Nostalgic 'New Orleans Memories'

New Orleans Memories by Carolyn

New Orleans Memories by Carolyn Kolb explores the Big Easy, including the origins of that moniker. (Photo by Paula Burch-Celentano)


Carolyn “Pani” Kolb brings a historian's sensibility, a reporter's attention to detail and a writer's ear to New Orleans Memories: One Writer's City (University Press of Mississippi, 2013).

The book of essays on food, Mardi Gras, literature and music takes a look at New Orleans from Kolb's perspective as a native who once worked as a Times-Picayune reporter covering Hurricane Betsy and who has lived in the city for more than 50 years.

New Orleans Memories is a cultural history, says Kolb. “It's not the history of great men and battles and dates. It's more a history of the people who are not so recorded.”

Recent history is the hardest kind of history to ascertain, says Kolb. “We go through life, looking at the rearview mirror and the only thing we see clearly is the past. Everything else is rushing by us.”

Kolb graduated from Newcomb College of Tulane University in 1963 and earned her PhD in urban history from the University of New Orleans in 2006 (finishing up her dissertation in the midst of the Hurricane Katrina chaos).

She is an adjunct lecturer in the Tulane School of Continuing Studies and has written other guidebooks, including The Dolphin Guide to New Orleans (1984; first edition, 1972). She's also a current columnist for New Orleans Magazine.

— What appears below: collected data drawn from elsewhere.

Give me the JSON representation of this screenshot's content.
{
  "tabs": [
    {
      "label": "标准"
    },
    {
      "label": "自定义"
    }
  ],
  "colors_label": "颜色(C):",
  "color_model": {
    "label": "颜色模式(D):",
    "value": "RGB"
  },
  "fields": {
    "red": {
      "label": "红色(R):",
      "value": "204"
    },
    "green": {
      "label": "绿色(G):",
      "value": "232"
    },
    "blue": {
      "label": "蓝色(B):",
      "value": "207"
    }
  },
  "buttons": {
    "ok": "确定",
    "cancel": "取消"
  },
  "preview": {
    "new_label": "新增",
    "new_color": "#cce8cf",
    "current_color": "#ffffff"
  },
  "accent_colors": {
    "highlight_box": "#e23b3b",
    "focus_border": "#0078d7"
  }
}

Among many subjects that New Orleans Memories discusses is the 1969 film Easy Rider. The movie's depiction of Mardi Gras influenced hippies and youth from all over the world to come to New Orleans, dramatically changing Carnival, says Kolb.

What Kolb wants for readers to take away from the book is “an affirmation of personal memory.”

“I think everybody should respect their own lives and their own personal memories,” she says. “Look back … because it helps you look forward and it helps you appreciate the things that are going on right now.”